Schwere Verluste fuer PKK-Guerilla
25 Tote bei Gefechten im Suedosten der Tuerkei. Kurden warnen "Dorfschuetzer"
vor Kollaboration
Nick
Brauns
Bei den laufenden Militaeroperationen in den kurdischen Landesteilen der Tuerkei
sollen 21 PKK-Kaempfer, drei Soldaten und ein "Dorfschuetzer" ums
Leben gekommen sein. Sollte diese von der PKK bisher nicht bestaetigte Meldung
zutreffen, waere dies der groesste Verlust der Guerilla seit dem Ende des
einseitig erklaerten Waffenstillstands im vergangenen Sommer. In einer von der
halbamtlichen tuerkischen Nachrichtenagentur Anadolu am Donnerstag verbreiteten
Erklaerung des Gouverneurs von Sirnak hiess es, die Gefechte nahe der Stadt Pervari
haetten begonnen, weil die PKK-Mitglieder sich nicht ergaben, sondern das Feuer
auf die Soldaten eroeffneten. In Hoehlen in der Umgebung seien grosse Mengen
Waffen und Munition sichergestellt worden.

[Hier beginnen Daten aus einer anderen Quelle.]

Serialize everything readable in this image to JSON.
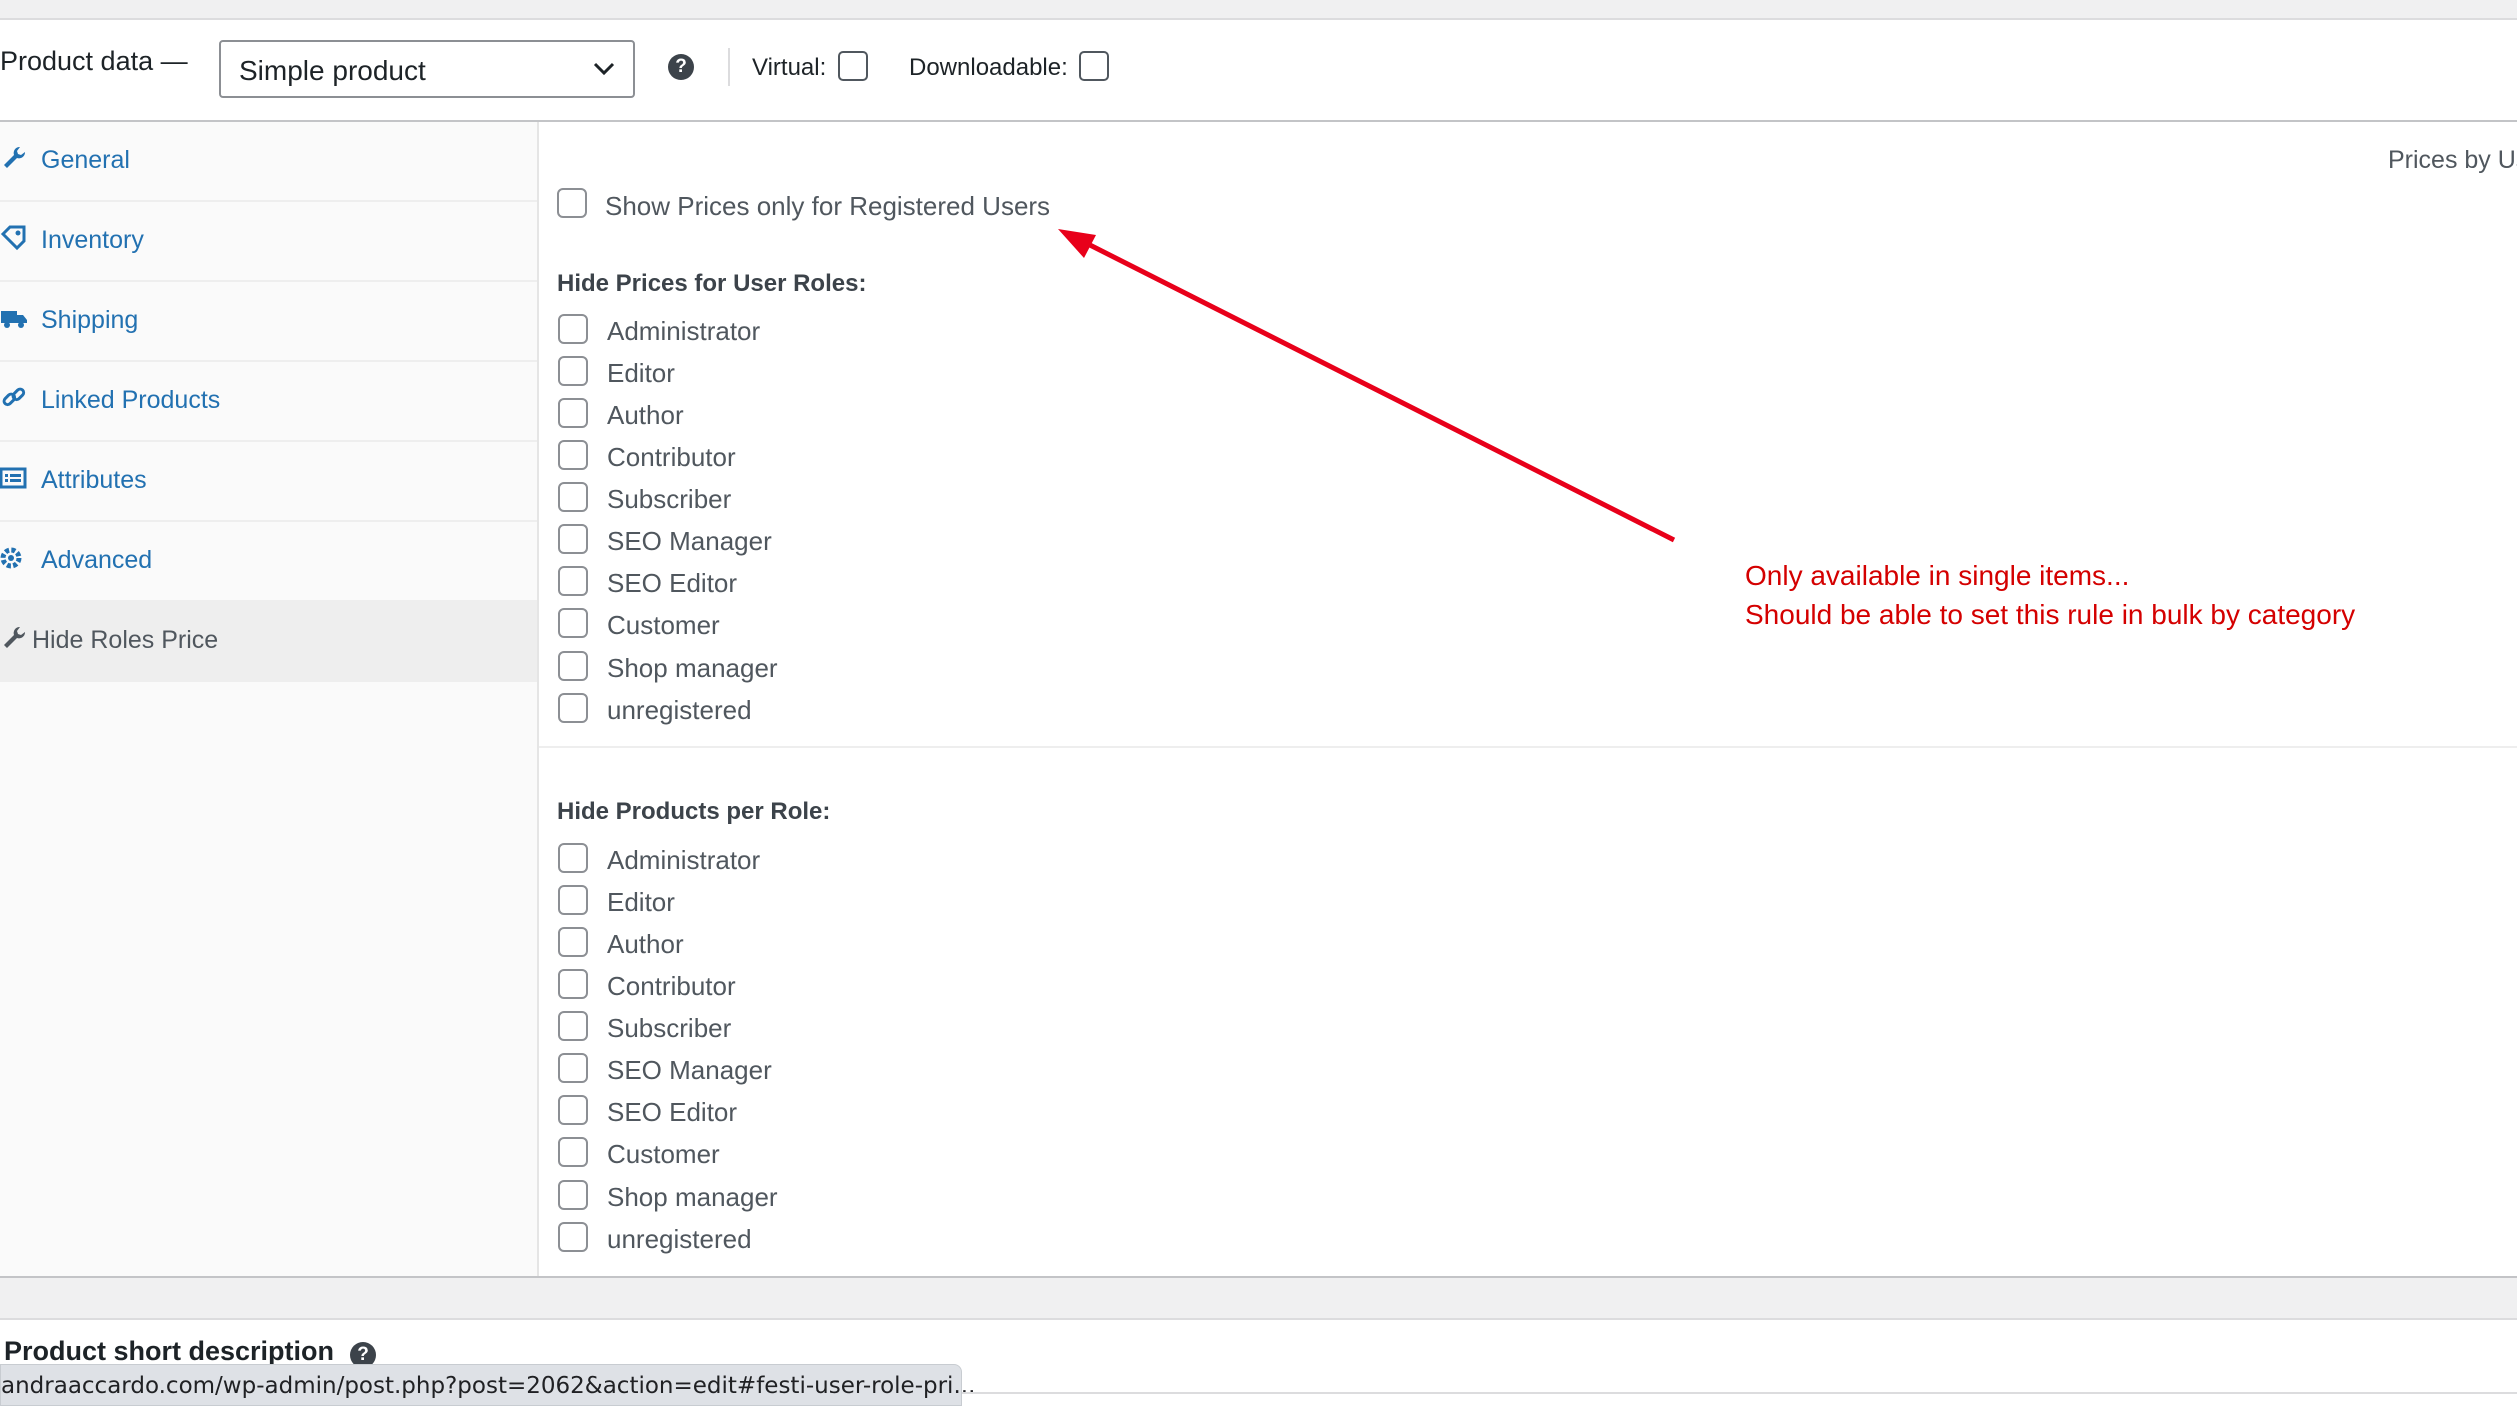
{
  "header": {
    "title": "Product data —",
    "product_type": "Simple product",
    "help_icon": "question-circle-icon",
    "virtual_label": "Virtual:",
    "downloadable_label": "Downloadable:"
  },
  "sidebar": {
    "tabs": [
      {
        "label": "General",
        "icon": "wrench-icon"
      },
      {
        "label": "Inventory",
        "icon": "tag-icon"
      },
      {
        "label": "Shipping",
        "icon": "truck-icon"
      },
      {
        "label": "Linked Products",
        "icon": "link-icon"
      },
      {
        "label": "Attributes",
        "icon": "list-icon"
      },
      {
        "label": "Advanced",
        "icon": "gear-icon"
      },
      {
        "label": "Hide Roles Price",
        "icon": "wrench-icon",
        "active": true
      }
    ]
  },
  "panel": {
    "title_partial": "Prices by Us",
    "registered_only_label": "Show Prices only for Registered Users",
    "hide_prices_heading": "Hide Prices for User Roles:",
    "hide_products_heading": "Hide Products per Role:",
    "roles": [
      "Administrator",
      "Editor",
      "Author",
      "Contributor",
      "Subscriber",
      "SEO Manager",
      "SEO Editor",
      "Customer",
      "Shop manager",
      "unregistered"
    ]
  },
  "annotation": {
    "line1": "Only available in single items...",
    "line2": "Should be able to set this rule in bulk by category",
    "color": "#d40000"
  },
  "bottom": {
    "short_description_label": "Product short description",
    "status_url": "andraaccardo.com/wp-admin/post.php?post=2062&action=edit#festi-user-role-pri..."
  }
}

Nach Armeeangaben, sollen sich bis
zu 1 500 PKK-Kaempfer in der bergigen Region nahe der syrisch-irakischen Grenze
aufhalten. An der Militaeroperation in den Cudi-Bergen in den suedostanatolischen
Provinzen Siirt und Sirnak sind nach tuerkischen Angaben zwei Armeebrigaden
sowie 2000 paramilitaerische kurdische "Dorfschuetzer" beteiligt.
In einer von der kurdischsprachigen Wochenzeitung Azadiya Welat veroeffentlichten
Erklaerung warnte das Hauptquartier der kurdischen Volksverteidigungskraefte
(HPG) die "Dorfschuetzer", sich an den Militaeroperationen zu
beteiligen. Nach Informationen der Tageszeitung Oezguer Politika haben
inzwischen 72 der vom tuerkischen Staat bezahlten Milizmaenner in der Provinz Sirnak
ihre Waffen niedergelegt.
Von Seiten der Europaeischen Union wurde bisher keine Kritik laut, dass der
EU-Aufnahmekandidat Tuerkei seit Wochen einen regelrechten Krieg in seinen
kurdischen Landesteilen fuehrt und dabei nach PKK-Informationen auch voelkerrechtlich
geaechtetes Giftgas und brennbare Chemikalien gegen die Guerilla einsetzt.
Michael Rubin, Mitarbeiter im neokonservativen American Enterprise Institute
und frueherer Irak-Berater des Pentagons, nannte unterdessen den Praesidenten
der kurdischen Autonomieregion im Nordirak, Mesud Barzani, einen "passiven
Unterstuetzer der PKK", der jedes Vorgehen gegen die Lager der Guerilla im
Nordirak verhindere. Das Versagen der US-Armee im Kampf gegen die PKK sei ein
Einbruch in der Antiterror-Politik von US-Praesident George W. Bush, so Rubin.